Emergence of Collective Behaviors in Hub-Based Colonies using Grammatical Evolution and Behavior Trees

Aadesh Neupane, Brigham Young University

Abstract

Animals such as bees, ants, birds, fish, and others are able to efficiently perform complex coordinated tasks like foraging, nest-selection, flocking and escaping predators without centralized control or coordination. These complex collective behaviors are the result of emergence. Conventionally, mimicking these collective behaviors with robots requires researchers to study actual behaviors, derive mathematical models, and implement these models as algorithms. Since the conventional approach is very time consuming and cumbersome, this thesis uses an emergence-based method for the efficient evolution of collective behaviors.
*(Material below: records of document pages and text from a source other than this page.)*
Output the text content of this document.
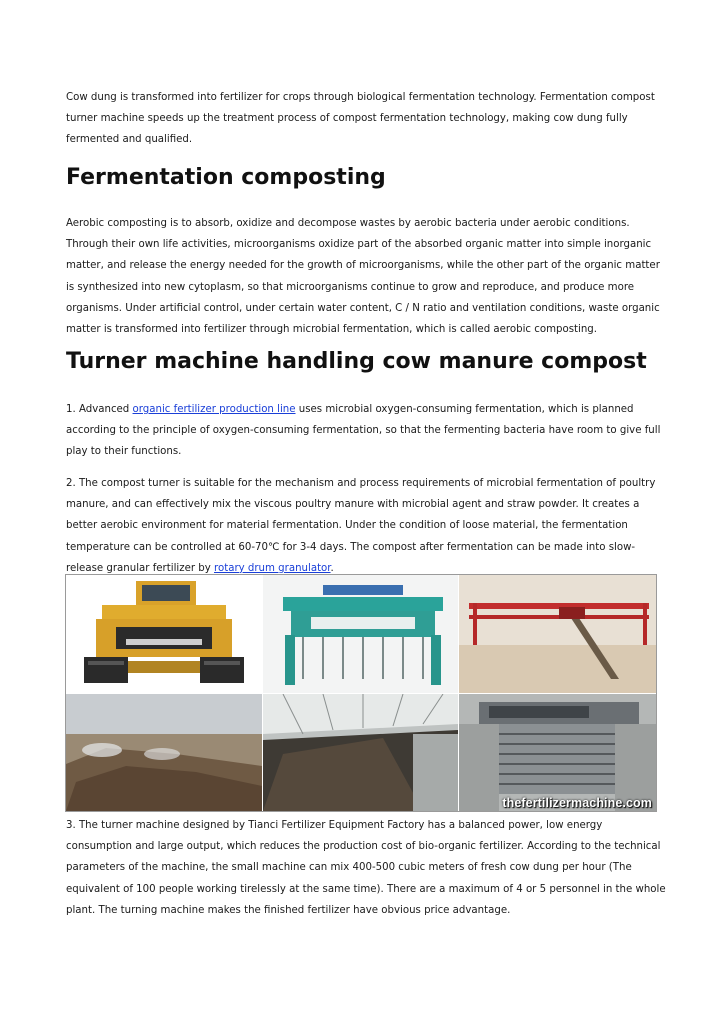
Cow dung is transformed into fertilizer for crops through biological fermentation technology. Fermentation compost turner machine speeds up the treatment process of compost fermentation technology, making cow dung fully fermented and qualified.

Fermentation composting

Aerobic composting is to absorb, oxidize and decompose wastes by aerobic bacteria under aerobic conditions. Through their own life activities, microorganisms oxidize part of the absorbed organic matter into simple inorganic matter, and release the energy needed for the growth of microorganisms, while the other part of the organic matter is synthesized into new cytoplasm, so that microorganisms continue to grow and reproduce, and produce more organisms. Under artificial control, under certain water content, C / N ratio and ventilation conditions, waste organic matter is transformed into fertilizer through microbial fermentation, which is called aerobic composting.

Turner machine handling cow manure compost

1. Advanced organic fertilizer production line uses microbial oxygen-consuming fermentation, which is planned according to the principle of oxygen-consuming fermentation, so that the fermenting bacteria have room to give full play to their functions.

2. The compost turner is suitable for the mechanism and process requirements of microbial fermentation of poultry manure, and can effectively mix the viscous poultry manure with microbial agent and straw powder. It creates a better aerobic environment for material fermentation. Under the condition of loose material, the fermentation temperature can be controlled at 60-70℃ for 3-4 days. The compost after fermentation can be made into slow-release granular fertilizer by rotary drum granulator.

thefertilizermachine.com

3. The turner machine designed by Tianci Fertilizer Equipment Factory has a balanced power, low energy consumption and large output, which reduces the production cost of bio-organic fertilizer. According to the technical parameters of the machine, the small machine can mix 400-500 cubic meters of fresh cow dung per hour (The equivalent of 100 people working tirelessly at the same time). There are a maximum of 4 or 5 personnel in the whole plant. The turning machine makes the finished fertilizer have obvious price advantage.
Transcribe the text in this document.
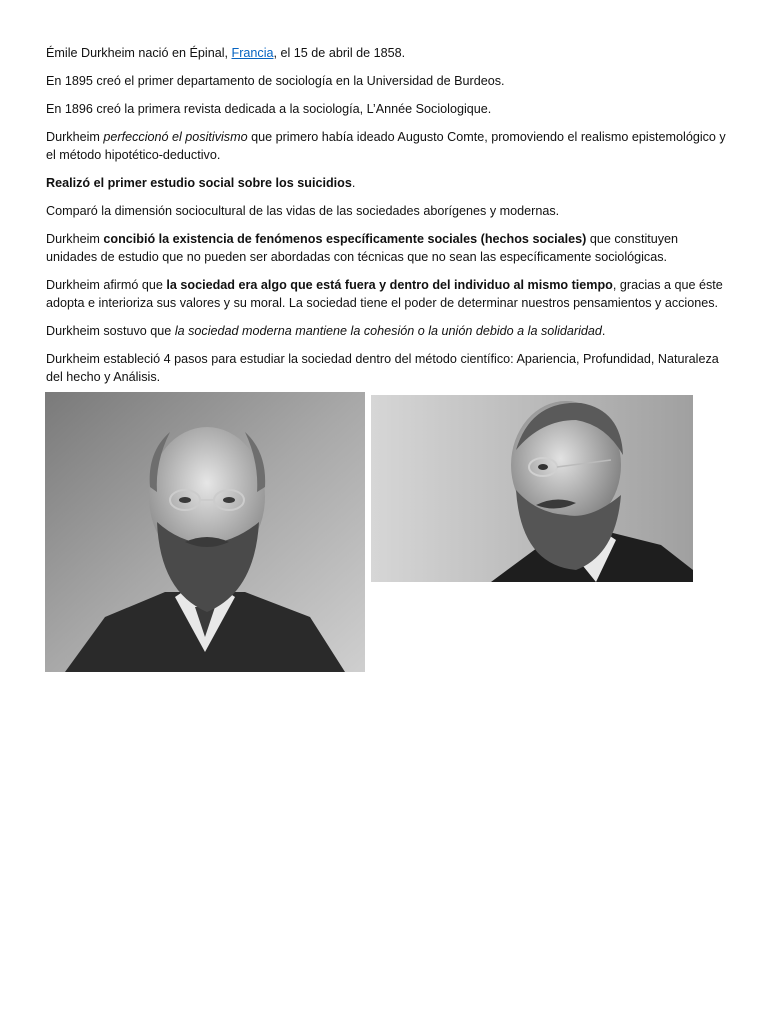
Émile Durkheim nació en Épinal, Francia, el 15 de abril de 1858.

En 1895 creó el primer departamento de sociología en la Universidad de Burdeos.

En 1896 creó la primera revista dedicada a la sociología, L’Année Sociologique.

Durkheim perfeccionó el positivismo que primero había ideado Augusto Comte, promoviendo el realismo epistemológico y el método hipotético-deductivo.

Realizó el primer estudio social sobre los suicidios.

Comparó la dimensión sociocultural de las vidas de las sociedades aborígenes y modernas.

Durkheim concibió la existencia de fenómenos específicamente sociales (hechos sociales) que constituyen unidades de estudio que no pueden ser abordadas con técnicas que no sean las específicamente sociológicas.

Durkheim afirmó que la sociedad era algo que está fuera y dentro del individuo al mismo tiempo, gracias a que éste adopta e interioriza sus valores y su moral. La sociedad tiene el poder de determinar nuestros pensamientos y acciones.

Durkheim sostuvo que la sociedad moderna mantiene la cohesión o la unión debido a la solidaridad.

Durkheim estableció 4 pasos para estudiar la sociedad dentro del método científico: Apariencia, Profundidad, Naturaleza del hecho y Análisis.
Our method, Grammatical Evolution algorithm for Evolution of Swarm bEhaviors (GEESE), is based on Grammatical Evolution (GE) and extends the literature on using genetic methods to generate collective behaviors for robot swarms. GEESE uses GE to evolve a primitive set of human-provided rules, represented in a BNF grammar, into productive individual behaviors represented by Behavior Tree (BT). We show that GEESE is generic enough, given an initial grammar, that it can be applied to evolve collective behaviors for multiple problems with just a minor change in objective function. Our method is validated as follows: First, GEESE is compared with state-of-the-art genetic algorithms on the canonical Santa Fe Trail problem. Results show that GEESE outperforms the state-of-the-art by a)~providing better solutions given sufficient population size while b)~utilizing fewer evolutionary steps. Second, GEESE is used to evolve collective swarm behavior for a foraging task. Results show that the evolved foraging behavior using GEESE outperformed both hand-coded solutions as well as solutions generated by conventional Grammatical Evolution. Third, the behaviors evolved for single-source foraging task were able to perform well in a multiple-source foraging task, indicating a type of robustness. Finally, with a minor change to the objective function, the same BNF grammar used for foraging can be shown to evolve solutions to the nest-maintenance and the cooperative transport tasks.